There's a difference between designing a TTRPG to be accessible to potential crossover fans from MMO RPGs (or CRPGs or CCGs, for that matter), and designing a 'tabletop MMO.' And, frankly, as MMOs /are/ still RPGs, even that's not as bad as the actual claims people had push back against: that 4e somehow "wasn't an RPG."
But, it was ultimately a fool's errand, I suppose. The path just hasn't ever been mainstream > MMO > TT, it was never going to become 'all paths lead to D&D.' Probably there's a lot more TT > CRPG > MMO than the reverse. You discover TTRPGs, your group breaks up (or you never can find one in the first place), so you turn to a CRPG based on it, then MMOs when they come out. If you're an MMO fan, and your MMO goes bust, there'll be another one along soon, if your guild breaks up, there are others forming all the time. TT is just less convenient to pull together.

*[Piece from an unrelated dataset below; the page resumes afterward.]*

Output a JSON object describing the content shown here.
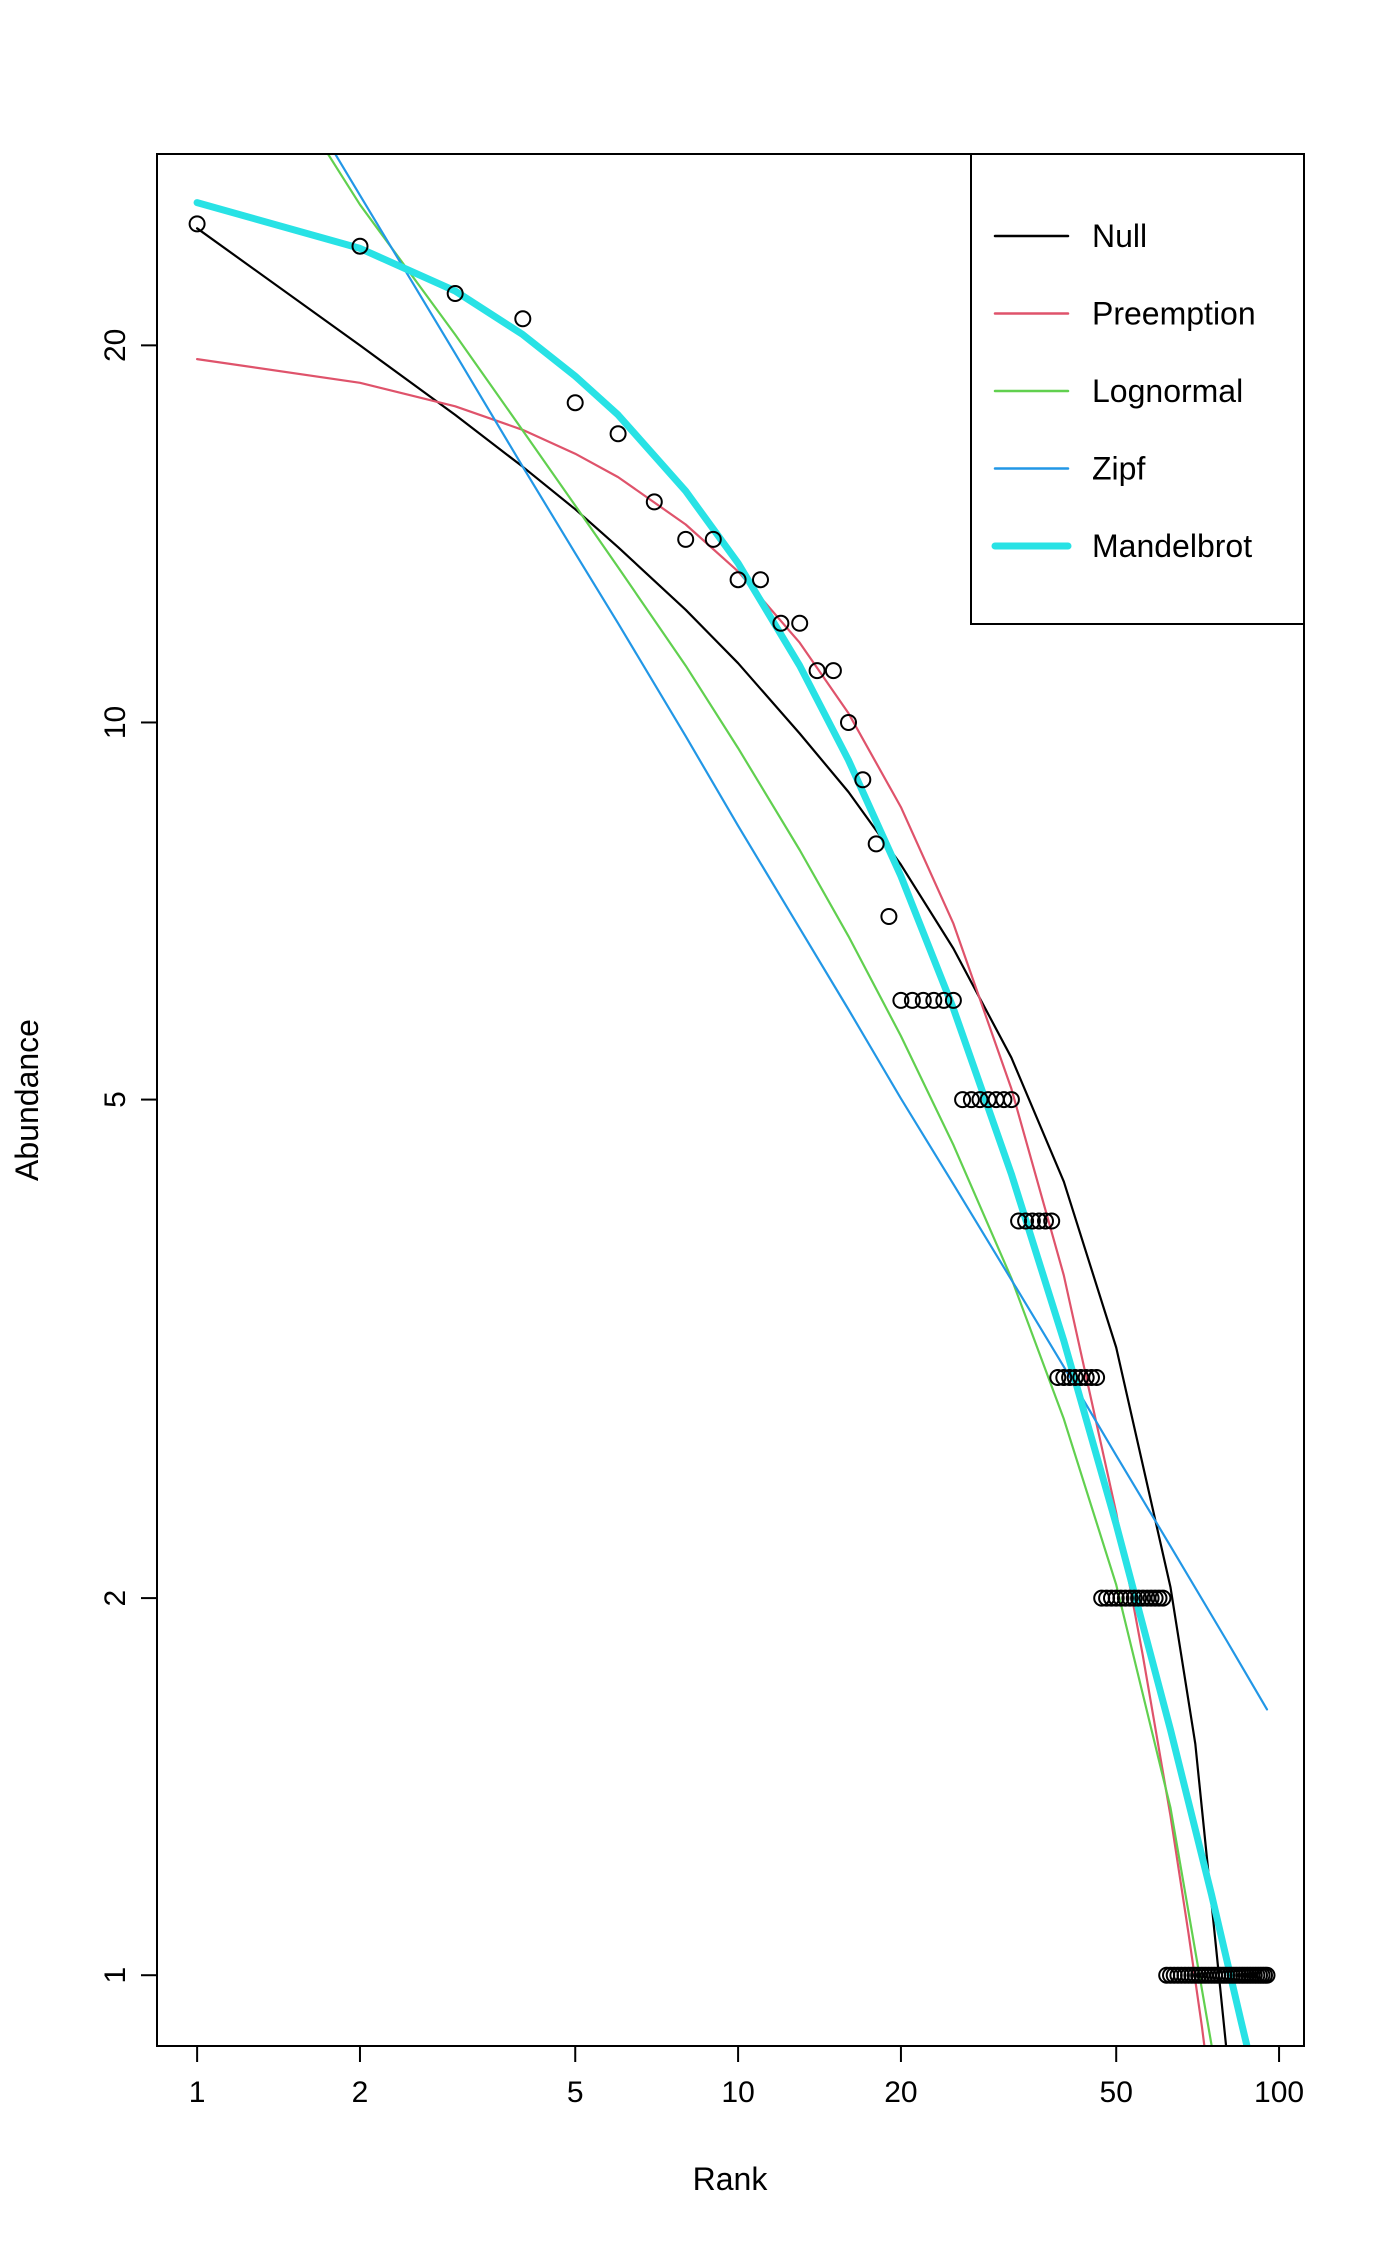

It'd've been great to bring in more new players from anywhere - MMO, CCG, or direct from the mainstream, since D&D has the name recognition - but that had to be tempered with remaining acceptable to the existing hard core, and I guess there just wasn't enough appeasement on that end.
I was in fact actually happy with what I perceived as some of the goals of the design. It was only later that people took up my comments about how the design was taking cues from World of Warcraft as a sign that the new design was "too video gamey" or that the design was taking queues from how the MtG team had cleaned up the rules in 6e to make them more machine readable "too much like a board game".
Nod. There's legitimate observations, and then there's h4ters running with 'em and making them out to be something they're not. (I expect there will be folks quoting the article as 'Proof 4e was never an RPG!')
My core complaint against the design as it actually emerged is buried innocuously in the article at the point I stopped reading: "Ideally, it would help DMs enough to make running a bad game nearly impossible." That idea was the one really bad idea that I feel undermined all the other ones.
It doesn't seem, on the face of it, to be a frightful idea: Make the game easier to run, so that when a new group does form spontaneously, the novice DM won't accidentally deliver a horrible first experience and knock himself and half-a-dozen friends out of the hobby for good.
It does seem overly ambitious: "Easier to Run" would've been plenty, considering how challenging DMing has always been.